Repressão e pedagogia
Nunca é bom meter-se em assuntos alheios, sei, mas o que se passa em Angola diz respeito a quem se define por certos valores. O respeito pela dignidade humana que em nenhuma circunstância pode ficar refém do que aqueles que têm o poder do Estado consideram importante fazer é um desses valores. Decorre desde o dia 6 de Novembro uma “operação” governamental com o nome “Resgate”. Tem como objectivo, segundo o Ministério do Interior, repôr a autoridade do Estado através do combate implacável à informalidade, ao crime e à desordem. Uma outra operação paralela consiste na identificação e expulsão de estrangeiros em situação de ilegalidade no país, algo que agora com o benefício do tempo nos permite apreciar com mais rigor o discurso do Presidente angolano em Estrasburgo em que depositava as culpas nos próprios africanos.
A situação de Estados como de Angola, Moçambique e de tantos outros países africanos não é invejável. A sua debilidade cria espaço para o surgimento de formas de estar que não só constituem uma afronta ao Estado, mas também um câncro susceptível de comprometer a capacidade do Estado de combater o que está na origem dessas formas de estar que mais não são do que respostas à precariedade. A Europa constituiu os seus Estados em momentos históricos durante os quais certos valores hoje considerados muito importantes eram algo secundários. A repressão foi tão parte desse processo de construcção quanto foi o trabalho laborioso – muitas vezes em jeito de contestação e resistência – de consolidação de certos valores basilares.
O Estado de direito não esteve na origem, mas sim foi um dos resultados desse processo. Foi a sorte europeia muito bem documentada por Foucault naquele livro com um título próximo da ideia angolana: disciplinar e punir. A questão que se coloca hoje aos países africanos é se na construcção dos seus próprios Estados devem ignorar as conquistas normativas europeias e fazer tudo de novo, ou tentar fazer esse trabalho tendo em atenção o que hoje se observa. Não é fácil, sobretudo num continente onde a constante referência a valores “africanos” vagos e romantizados se tem afirmado como uma recusa de reconhecer onde os outros levam a melhor sobre nós no que diz respeito à protecção da dignidade humana.
A ideia de que se recupera a autoridade do Estado a partir da repressão faz muito sentido para esferas públicas confrontadas diariamente com a desordem. Não admira, pois, que gente sensata não veja nenhuma contradição entre “repressão” e “pedagogia”, os dois instrumentos usados para resgatar a autoridade do Estado – Mugabe também fez isto em tempos. O problema, porém, é que sendo essa desordem o resultado da debilidade do Estado haverá, certamente, razões para recear que se abra um grande espaço de arbitrariedade que vai implicar a prática de abusos contra várias pessoas inocentes. Mesmo aqueles que não sendo inocentes gozam da presunção de inocência verão os seus direitos violados sem muito espaço para serem ressarcidos. Tenho dificuldades em perceber como agentes do Estado que até há pouco tempo eram responsáveis por desmandos vão ser a partir de agora os garantes da legalidade. Avizinham-se tempos sombrios para Angola.
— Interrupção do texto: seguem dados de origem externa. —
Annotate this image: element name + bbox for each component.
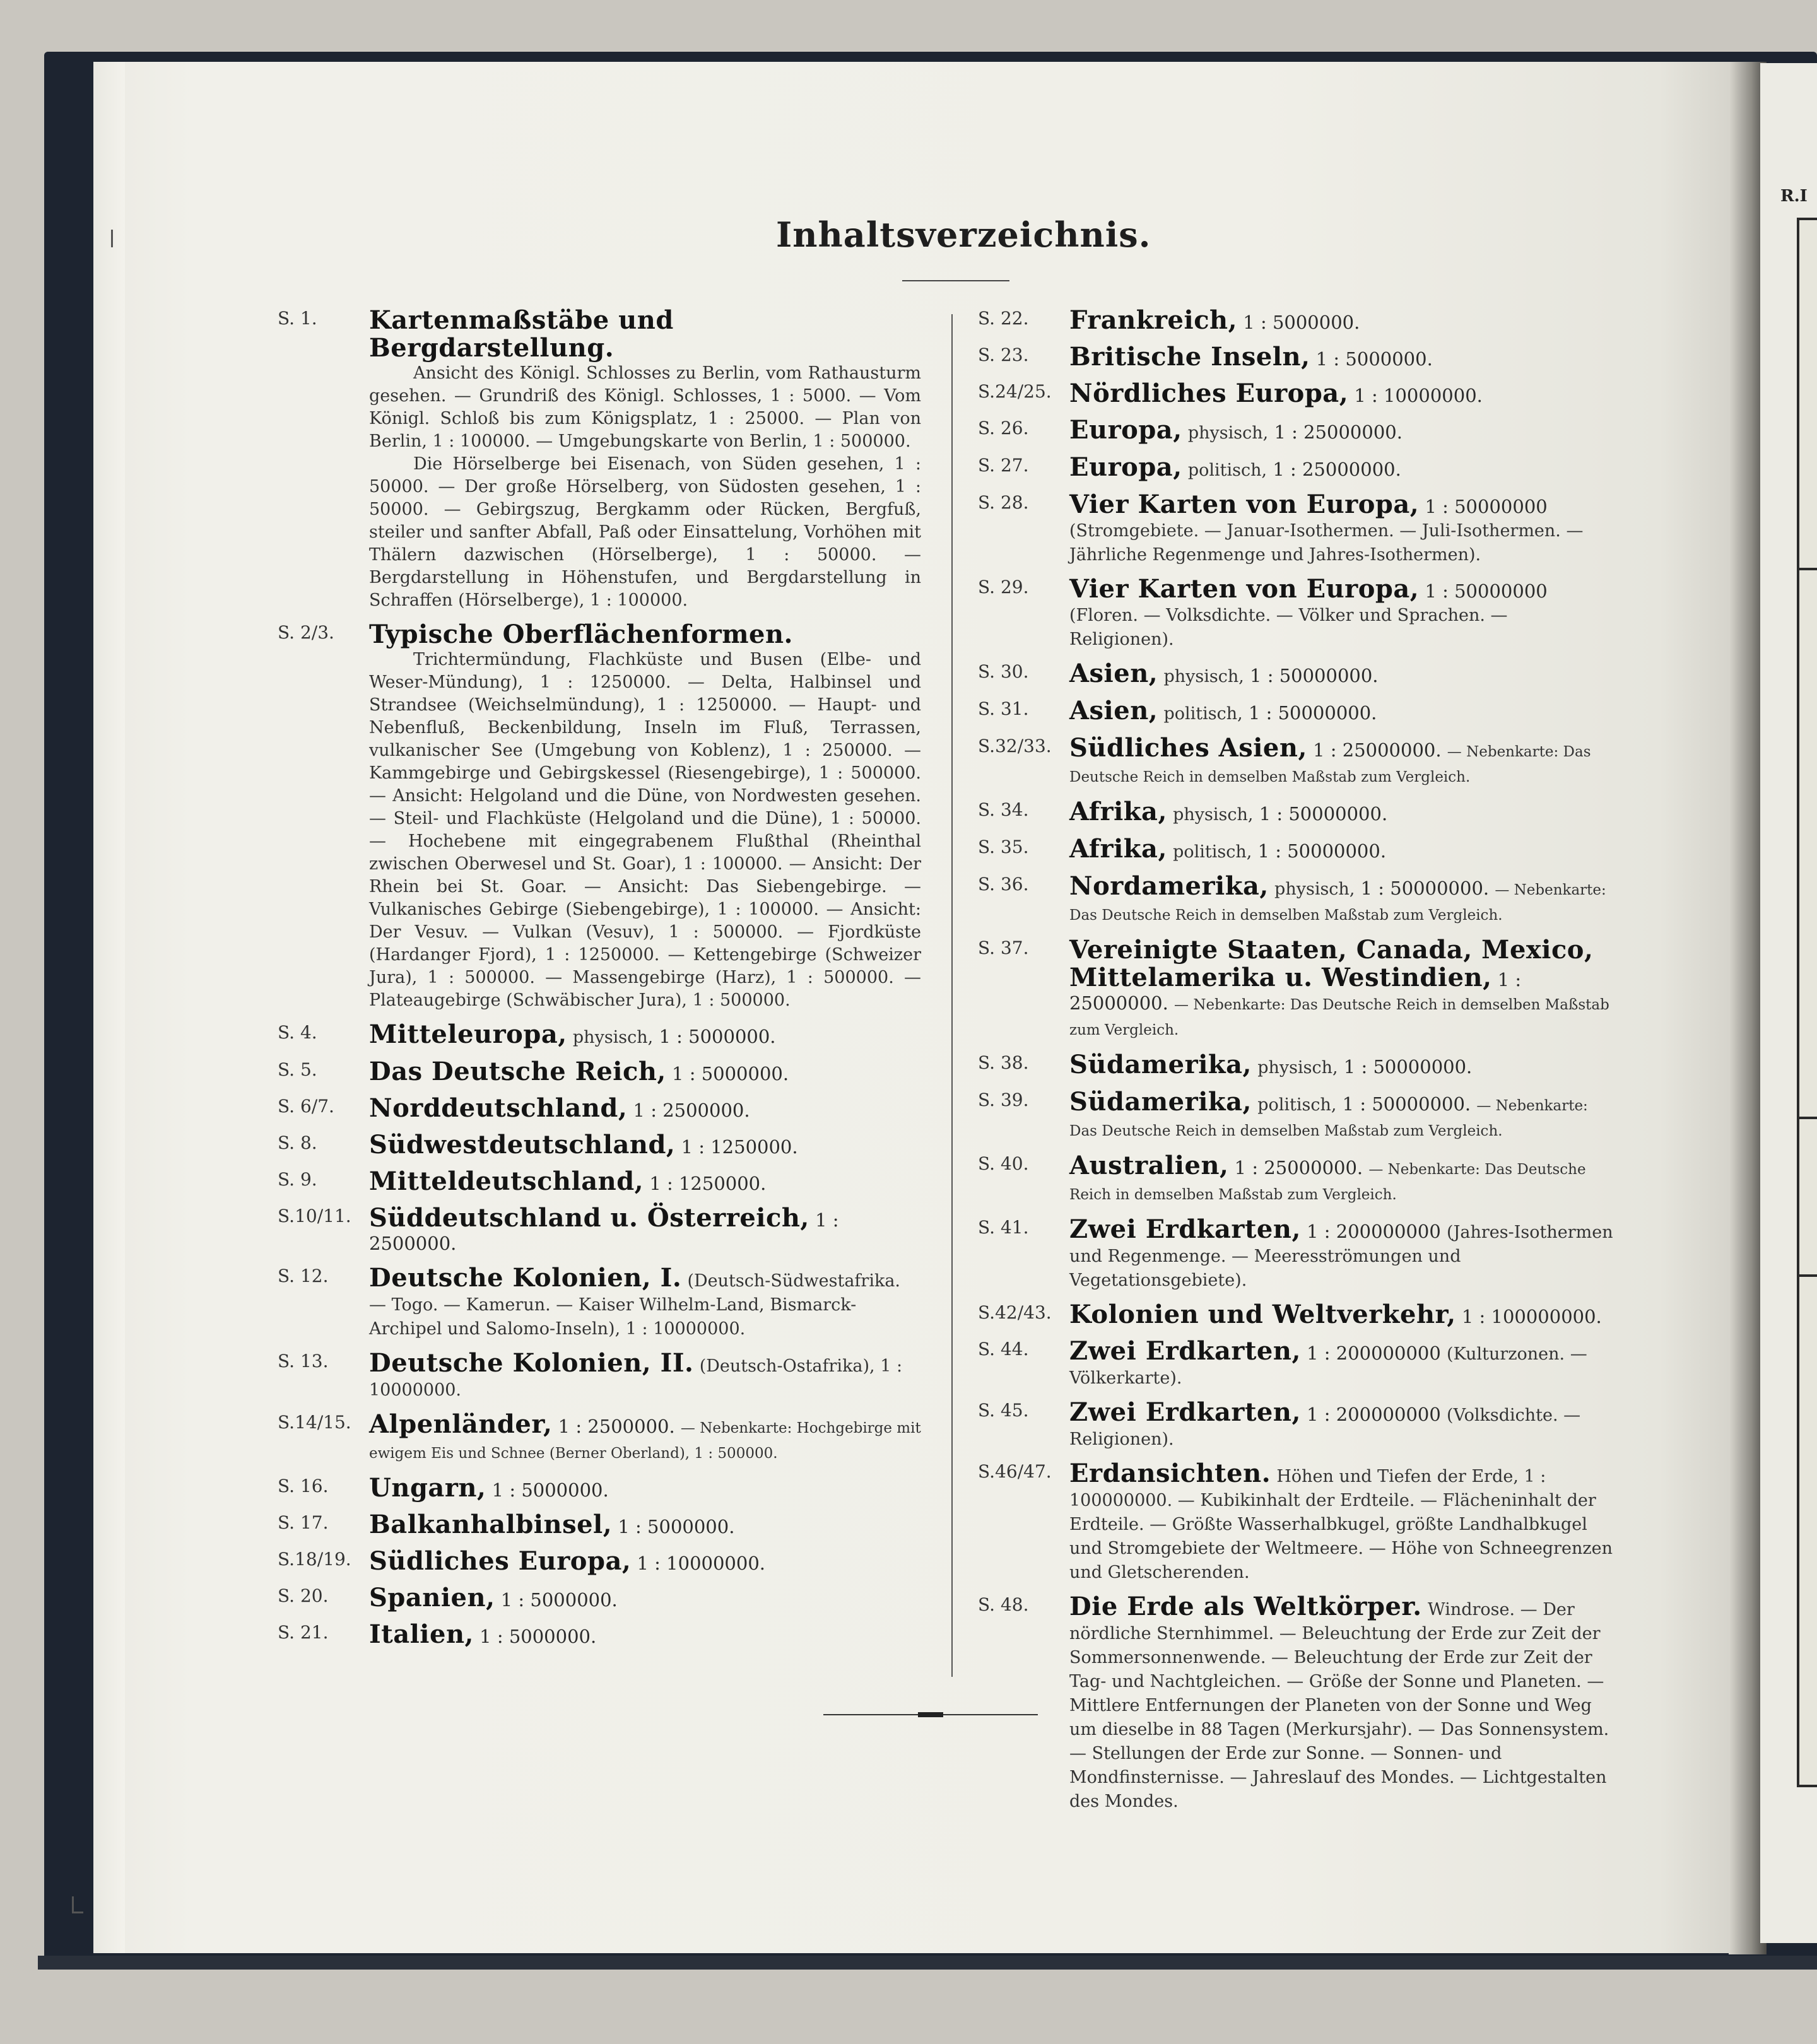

Mas a questão de fundo que me leva a escrever estas linhas é mesmo axiológica. Que valores exactamente inspiram esta acção? Ou melhor, que valores “africanos” ou “ocidentais” inspiram a operação “resgate”? É que se a acção não se inspira em valores, mas sim apenas na razão e na força do Estado haverá motivos para todos nós ficarmos apreensivos. Existem números para “denúncias” – termo também usado pelo nosso próprio chefe de estado para encorajar as pessoas a violarem a dignidade humana de africanos residentes em Moçambique – algo que mete muito medo sobre como se pensa a construcção de Estado no nosso continente. Podemos não gostar do Ocidente, nem daquilo que ele nos faz, mas há um conjunto de valores que define esse Ocidente. Independentemente do que ele faz com eles, esses valores são importantes para nós também. O Estado não vem apenas como um aparelho mecânico. Vem acompanhado de valores que garantem, no fundo, a sua viabilidade.
Rezo para que esta forma de construir o Estado não chegue a Moçambique. Nem que para isso a gente tenha que aturar o sector informal eternamente. O respeito pela pessoa humana tem que estar acima de tudo.